If I were forced to boil my aesthetic as a reader of fiction down to one phrase, it would be that I am looking in fiction for the manifold answers to the question of "What is one to do?" Such an aesthetic should not be mistaken for a belief in a truly pedagogical role for literature; rather, I formulate it that way to emphasize the openness I hope to bring to any piece of writing: I want to learn about characters on their terms, as their situations and the decisions they entail strike them.
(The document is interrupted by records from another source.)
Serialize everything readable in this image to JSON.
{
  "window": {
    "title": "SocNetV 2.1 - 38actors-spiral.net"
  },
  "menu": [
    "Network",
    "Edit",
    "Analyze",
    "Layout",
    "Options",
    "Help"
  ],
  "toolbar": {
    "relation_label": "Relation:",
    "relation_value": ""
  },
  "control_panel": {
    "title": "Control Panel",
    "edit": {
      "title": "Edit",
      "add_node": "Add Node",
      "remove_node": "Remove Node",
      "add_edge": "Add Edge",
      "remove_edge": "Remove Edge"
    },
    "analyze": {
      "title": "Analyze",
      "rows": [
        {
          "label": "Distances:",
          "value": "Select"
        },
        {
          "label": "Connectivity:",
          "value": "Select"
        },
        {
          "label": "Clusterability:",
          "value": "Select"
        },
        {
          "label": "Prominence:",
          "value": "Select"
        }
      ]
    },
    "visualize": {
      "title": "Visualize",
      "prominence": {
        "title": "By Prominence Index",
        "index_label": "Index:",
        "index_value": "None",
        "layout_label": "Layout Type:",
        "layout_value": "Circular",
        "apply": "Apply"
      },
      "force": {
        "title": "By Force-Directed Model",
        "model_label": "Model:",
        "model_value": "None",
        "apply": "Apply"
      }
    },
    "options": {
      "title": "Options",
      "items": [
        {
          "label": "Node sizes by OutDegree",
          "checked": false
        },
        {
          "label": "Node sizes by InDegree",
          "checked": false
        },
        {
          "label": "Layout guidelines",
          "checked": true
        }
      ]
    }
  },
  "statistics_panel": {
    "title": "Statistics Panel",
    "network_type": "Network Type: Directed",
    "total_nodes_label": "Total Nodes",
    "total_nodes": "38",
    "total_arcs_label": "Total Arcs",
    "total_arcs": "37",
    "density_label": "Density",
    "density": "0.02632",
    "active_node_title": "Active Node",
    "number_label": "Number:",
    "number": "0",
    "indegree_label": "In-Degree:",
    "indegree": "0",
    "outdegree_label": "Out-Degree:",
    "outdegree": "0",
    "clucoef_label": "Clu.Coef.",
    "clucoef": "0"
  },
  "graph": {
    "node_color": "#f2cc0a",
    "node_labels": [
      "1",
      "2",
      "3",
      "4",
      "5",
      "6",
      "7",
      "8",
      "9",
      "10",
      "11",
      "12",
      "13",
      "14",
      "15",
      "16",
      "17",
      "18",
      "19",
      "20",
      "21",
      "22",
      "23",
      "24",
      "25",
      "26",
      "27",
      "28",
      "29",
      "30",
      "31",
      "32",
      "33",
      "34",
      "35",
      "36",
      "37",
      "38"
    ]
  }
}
But for that question to matter at all, the people and the world being presented absolutely must ring true--one false note can ruin a whole work.

That said, I find it's an aesthetic that is incredibly malleable, one that does not by its nature foreclose any type or genre of literature, for any form, well practiced, can accommodate true observations about people and their interactions. As I don't by nature tend towards the doctrinaire, I can sometimes enjoy novels, from crime to sci-fi to comedy, that do suborn a true representation of life to other goals--but the best authors (such as Patricia Highsmith and Graham Greene, Stanislaw Lem and Phillip K. Dick, J. F. Powers and Kingsley himself) find ways to present a real understanding of people without sacrificing their other aims. And while someone who has a way with a sentence will always have an advantage over someone whose prose is pedestrian, ultimately it all comes back to the question behind Stevenson's complaint: is this author paying real attention to the world, has this creation fully come to life, is it true enough to be real?

Which brings us back to Tess, about which I--and Claire Tomalin--think Stevenson is dead wrong. Picking almost at random, I find the following passage, wherein Tess, well beyond down on her luck, finds herself, at the end of a tremendously long walk across the Dorset countryside, needing to seek succor from her father-in-law:
She nerved herself by an effort, entered the swing-gate, and rang the door-bell. The thing was done; there could be no retreat. No: the thing was not done. Nobody answered to her ringing. The effort had to be risen to and made again. She rang a second time, and the agitation of the act, coupled with her weariness after the fifteen-miles' walk, led her to support herself while she waited by resting her hand on her hip, and her elbow against the wall of the porch. The wind was so nipping that the ivy-leaves had become wizened and gray, each tapping incessantly upon its neighbour with a disquieting stir of her nerves. A piece of blood-stained paper, beat up and down the road without the gate; too flimsy to rest, too heavy to fly away; and a few straws kept it company.

Tess remains so powerful more than a hundred years after its publication precisely because it feels so true to life. Tess herself is achingly real, her sufferings all the more painful because her ultimately insufficient strength is so deeply rooted in a life, and a person, in whom we fully believe. Hardy, for all his failures in gender relations within the confines of his marriage, clearly understood and appreciated women with a perspicacity unexpected in a late Victorian man; it may be unfair to conjecture thus, but I wonder if Tess was simply too much for Stevenson, a woman beyond his imagining?

1 comment:

  1. I still don't understand why a grade school teacher would assign Tess of the D'Urbervilles to her class, the way Sally Brown's teacher does in Peanuts.

    Stevenson, like Asimov, is not known for the depth of his understanding of women.

    Be careful articulating so precisely what you like in literature. If you figure it out entirely, you'll grow bored of it. Which might not be so bad, now that the Wii has come.